Again, I’m not shedding any tears over Maduro going. He was an absolute waste of space who destroyed the most resource-rich country in South America. Still, just because you toppled the leader doesn’t mean the rest of the population will just roll over.
And if I were Iran, I’d be racing to build the bomb. The only protection any nation has against the late-stage American empire is going nuclear.
Then there’s escalation. Trump officials have already said boots on the ground remain an option if “stability” doesn’t materialize quickly enough. Newsreaders dump Cuba into the same narrative soup of drugs, migration, and hostile influence.
“We need Greenland for national security,” said The Donald, much to the chagrin of Denmark and the EU.
This is how “limited actions” metastasize into quagmires.
And then there’s the part empires never like to talk about. The United States toppled and kidnapped a foreign head of state in broad daylight, without allies, without legal cover, and without much effort to pretend otherwise. To much of the world, it looks less like confidence and more like compulsion.
When a hegemon keeps insisting its dominance “will never be questioned again,” it means the questioning has already started.
The Excuse For Hemispheric Hegemony
Energy analysts highlight a critical reality: Venezuelan oil isn’t the immediate panacea for restoring American geopolitical strength. The United States is already a significant oil producer and exporter. Furthermore, reviving Venezuela's severely deteriorated oil infrastructure will take years, require immense capital investment, and demand a level of political stability that private companies will likely view as too high-risk for a significant commitment.
Oil, in this story, is less the prize than the pretext.
What Venezuela really offers is symbolism and position. By seizing control over the world’s largest proven reserves and prying them away from Chinese and Russian financing, Washington is sending a message that strategic assets in the U.S. near abroad aren’t up for negotiation.
That message may intimidate some actors in the short run. But it also accelerates the search for hedges, such as alternative payment systems, tighter regional blocs, and mechanisms explicitly designed to reduce exposure to American coercion.
Empires don’t collapse because they lack power, but because they teach others how badly that power can be used.
Late Stage Empire Behavior
The Venezuela operation shows the U.S. strategy paradox in the 2020s.
Militarily, America can still strike anywhere, anytime. Financially, it can still coerce, bribe, or exclude at scale. But legitimacy, the intangible asset that made U.S. primacy durable after 1945, erodes a little more with every unilateral strike dressed up as stability.

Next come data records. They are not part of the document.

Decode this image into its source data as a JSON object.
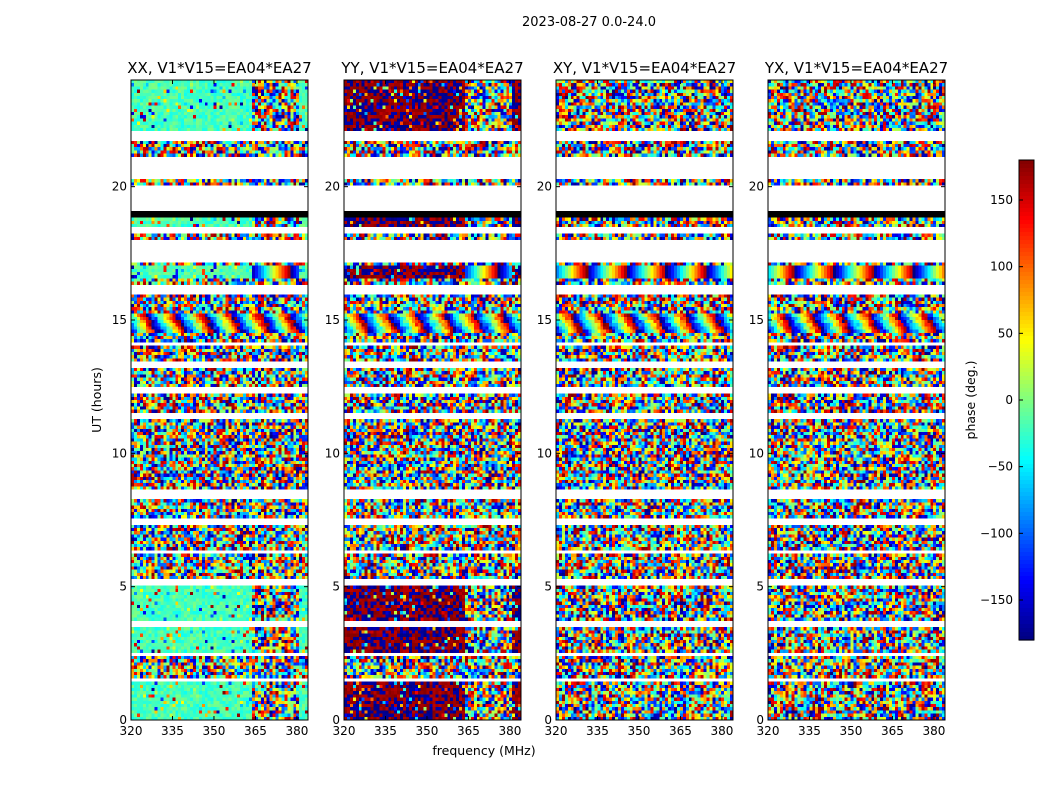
{
  "figure": {
    "suptitle": "2023-08-27 0.0-24.0"
  },
  "chart_data": {
    "type": "heatmap",
    "xlabel": "frequency (MHz)",
    "ylabel": "UT (hours)",
    "xlim": [
      320,
      384
    ],
    "ylim": [
      0,
      24
    ],
    "x_ticks": [
      "320",
      "335",
      "350",
      "365",
      "380"
    ],
    "y_ticks": [
      "0",
      "5",
      "10",
      "15",
      "20"
    ],
    "x_tick_values": [
      320,
      335,
      350,
      365,
      380
    ],
    "y_tick_values": [
      0,
      5,
      10,
      15,
      20
    ],
    "panels": [
      {
        "title": "XX, V1*V15=EA04*EA27",
        "correlation": "XX",
        "coherent_phase_deg": -20
      },
      {
        "title": "YY, V1*V15=EA04*EA27",
        "correlation": "YY",
        "coherent_phase_deg": 178
      },
      {
        "title": "XY, V1*V15=EA04*EA27",
        "correlation": "XY",
        "coherent_phase_deg": null
      },
      {
        "title": "YX, V1*V15=EA04*EA27",
        "correlation": "YX",
        "coherent_phase_deg": null
      }
    ],
    "colorbar": {
      "label": "phase (deg.)",
      "range": [
        -180,
        180
      ],
      "ticks": [
        "150",
        "100",
        "50",
        "0",
        "−50",
        "−100",
        "−150"
      ],
      "tick_values": [
        150,
        100,
        50,
        0,
        -50,
        -100,
        -150
      ],
      "colormap": "jet"
    },
    "flagged_ut_ranges_hours": [
      [
        21.7,
        22.1
      ],
      [
        20.3,
        21.1
      ],
      [
        19.1,
        20.0
      ],
      [
        18.2,
        18.5
      ],
      [
        17.2,
        18.0
      ],
      [
        16.0,
        16.3
      ],
      [
        14.0,
        14.2
      ],
      [
        13.2,
        13.4
      ],
      [
        12.3,
        12.5
      ],
      [
        11.3,
        11.5
      ],
      [
        8.3,
        8.6
      ],
      [
        7.3,
        7.5
      ],
      [
        6.2,
        6.4
      ],
      [
        5.0,
        5.3
      ],
      [
        3.5,
        3.7
      ],
      [
        2.4,
        2.5
      ],
      [
        1.5,
        1.6
      ],
      [
        0.3,
        0.35
      ]
    ],
    "fully_black_ut_ranges_hours": [
      [
        18.9,
        19.1
      ]
    ]
  }
}
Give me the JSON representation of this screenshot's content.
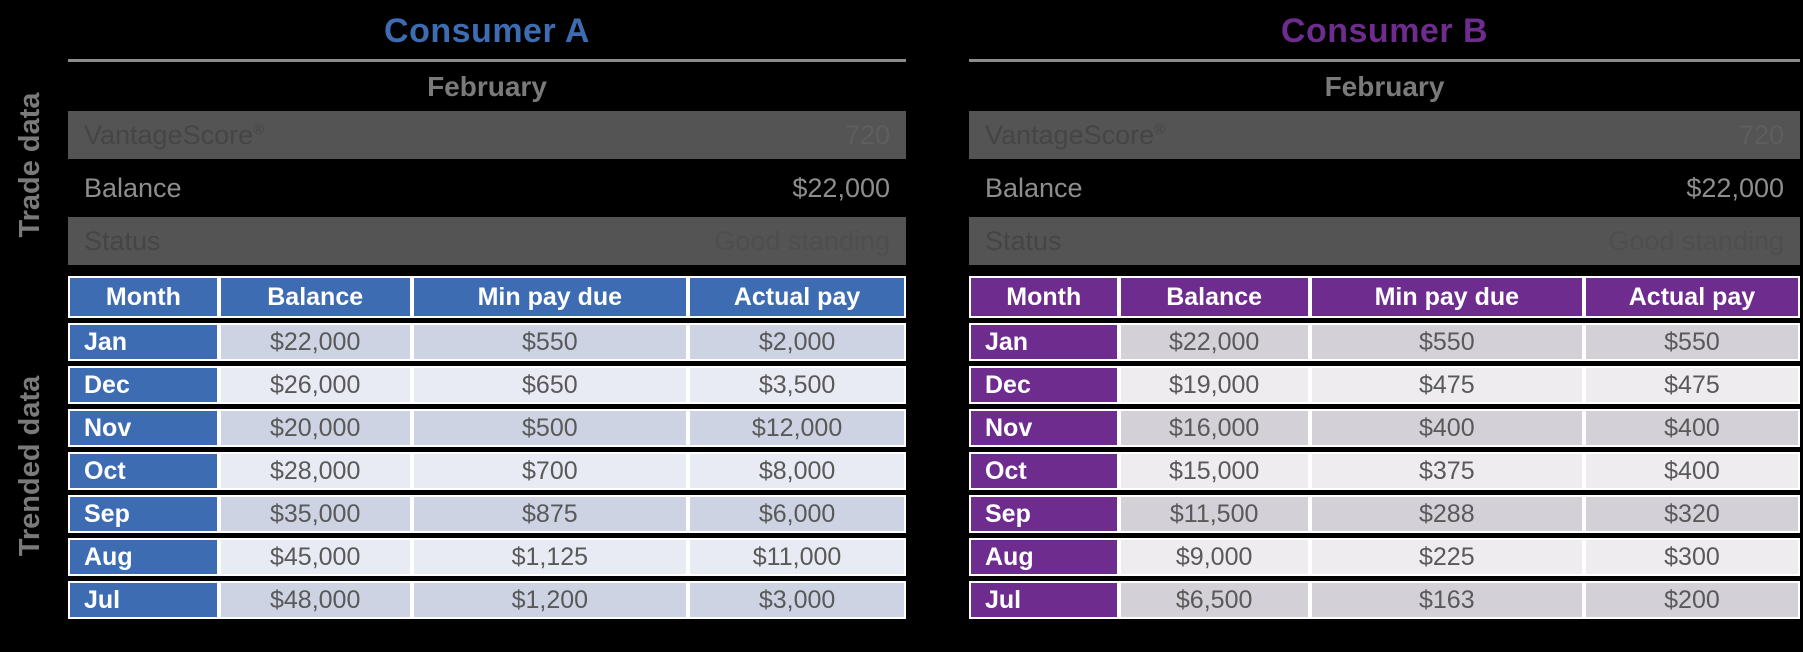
{
  "side_labels": {
    "trade": "Trade data",
    "trended": "Trended data"
  },
  "colors": {
    "background": "#000000",
    "consumer_a_accent": "#3E6CB2",
    "consumer_b_accent": "#6D2C8E",
    "dark_band_background": "#545454",
    "a_row_dark": "#CDD3E3",
    "a_row_light": "#E9EBF4",
    "b_row_dark": "#D3D0D7",
    "b_row_light": "#EEECEF",
    "muted_gray_text": "#7A7A7A"
  },
  "consumers": [
    {
      "title": "Consumer A",
      "period": "February",
      "trade": {
        "score_label": "VantageScore",
        "score_reg": "®",
        "score_value": "720",
        "balance_label": "Balance",
        "balance_value": "$22,000",
        "status_label": "Status",
        "status_value": "Good standing"
      },
      "table": {
        "headers": [
          "Month",
          "Balance",
          "Min pay due",
          "Actual pay"
        ],
        "rows": [
          [
            "Jan",
            "$22,000",
            "$550",
            "$2,000"
          ],
          [
            "Dec",
            "$26,000",
            "$650",
            "$3,500"
          ],
          [
            "Nov",
            "$20,000",
            "$500",
            "$12,000"
          ],
          [
            "Oct",
            "$28,000",
            "$700",
            "$8,000"
          ],
          [
            "Sep",
            "$35,000",
            "$875",
            "$6,000"
          ],
          [
            "Aug",
            "$45,000",
            "$1,125",
            "$11,000"
          ],
          [
            "Jul",
            "$48,000",
            "$1,200",
            "$3,000"
          ]
        ]
      }
    },
    {
      "title": "Consumer B",
      "period": "February",
      "trade": {
        "score_label": "VantageScore",
        "score_reg": "®",
        "score_value": "720",
        "balance_label": "Balance",
        "balance_value": "$22,000",
        "status_label": "Status",
        "status_value": "Good standing"
      },
      "table": {
        "headers": [
          "Month",
          "Balance",
          "Min pay due",
          "Actual pay"
        ],
        "rows": [
          [
            "Jan",
            "$22,000",
            "$550",
            "$550"
          ],
          [
            "Dec",
            "$19,000",
            "$475",
            "$475"
          ],
          [
            "Nov",
            "$16,000",
            "$400",
            "$400"
          ],
          [
            "Oct",
            "$15,000",
            "$375",
            "$400"
          ],
          [
            "Sep",
            "$11,500",
            "$288",
            "$320"
          ],
          [
            "Aug",
            "$9,000",
            "$225",
            "$300"
          ],
          [
            "Jul",
            "$6,500",
            "$163",
            "$200"
          ]
        ]
      }
    }
  ]
}
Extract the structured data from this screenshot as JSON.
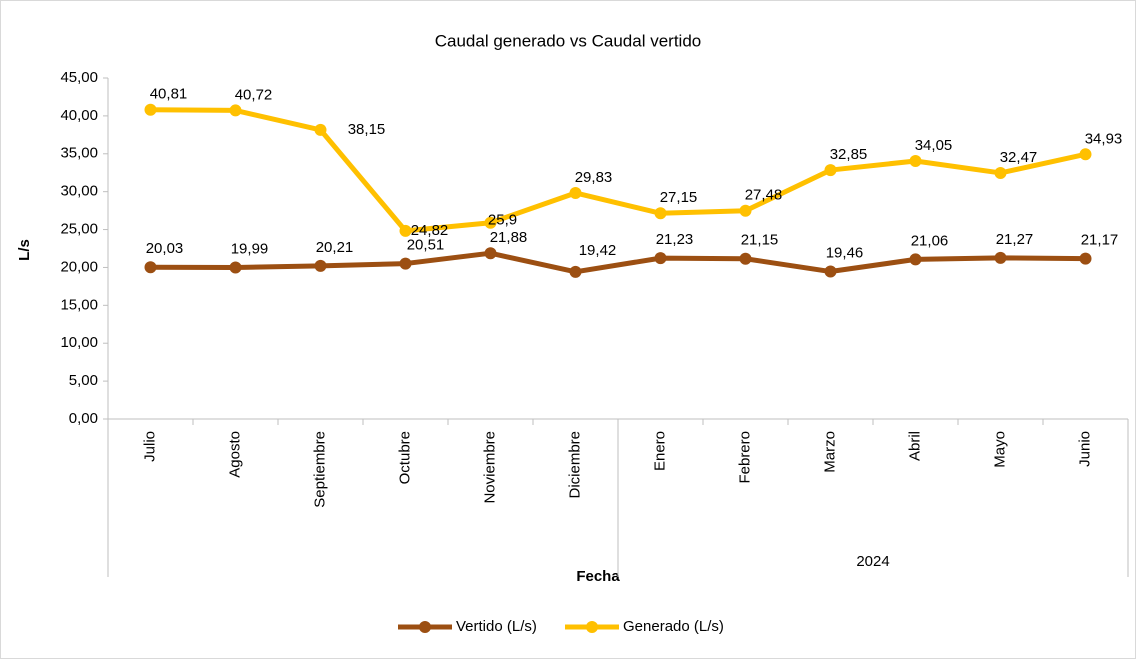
{
  "chart_data": {
    "type": "line",
    "title": "Caudal generado vs Caudal vertido",
    "x_label": "Fecha",
    "y_label": "L/s",
    "category_groups": [
      {
        "label": null,
        "categories": [
          "Julio",
          "Agosto",
          "Septiembre",
          "Octubre",
          "Noviembre",
          "Diciembre"
        ]
      },
      {
        "label": "2024",
        "categories": [
          "Enero",
          "Febrero",
          "Marzo",
          "Abril",
          "Mayo",
          "Junio"
        ]
      }
    ],
    "series": [
      {
        "name": "Vertido (L/s)",
        "color": "#9c4f12",
        "values": [
          20.03,
          19.99,
          20.21,
          20.51,
          21.88,
          19.42,
          21.23,
          21.15,
          19.46,
          21.06,
          21.27,
          21.17
        ],
        "value_labels": [
          "20,03",
          "19,99",
          "20,21",
          "20,51",
          "21,88",
          "19,42",
          "21,23",
          "21,15",
          "19,46",
          "21,06",
          "21,27",
          "21,17"
        ]
      },
      {
        "name": "Generado (L/s)",
        "color": "#ffc000",
        "values": [
          40.81,
          40.72,
          38.15,
          24.82,
          25.9,
          29.83,
          27.15,
          27.48,
          32.85,
          34.05,
          32.47,
          34.93
        ],
        "value_labels": [
          "40,81",
          "40,72",
          "38,15",
          "24,82",
          "25,9",
          "29,83",
          "27,15",
          "27,48",
          "32,85",
          "34,05",
          "32,47",
          "34,93"
        ]
      }
    ],
    "ylim": [
      0,
      45
    ],
    "yticks": [
      {
        "value": 0,
        "label": "0,00"
      },
      {
        "value": 5,
        "label": "5,00"
      },
      {
        "value": 10,
        "label": "10,00"
      },
      {
        "value": 15,
        "label": "15,00"
      },
      {
        "value": 20,
        "label": "20,00"
      },
      {
        "value": 25,
        "label": "25,00"
      },
      {
        "value": 30,
        "label": "30,00"
      },
      {
        "value": 35,
        "label": "35,00"
      },
      {
        "value": 40,
        "label": "40,00"
      },
      {
        "value": 45,
        "label": "45,00"
      }
    ],
    "grid": false,
    "legend": "bottom"
  }
}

Washington may walk away from Caracas with oil contracts, improved drug policies, and a compliant government. On its own terms, it may even call that success.
But to the rest of the world, it looks like something else entirely: a great power acting out of the creeping awareness that its best days are behind it.
Wrap Up
Gold, silver, copper, and Bitcoin are all up on the news. (But Uncle Slammy will surely pay us an 8 am NY time visit.) Stay long, my friends (at least on the metals). BTC is now targeting $94,975 on my charts.
And yet, oil is as flat as a pancake, and traded as low as $56.31 this morning. It has four downside targets, the lowest of which is $50.31.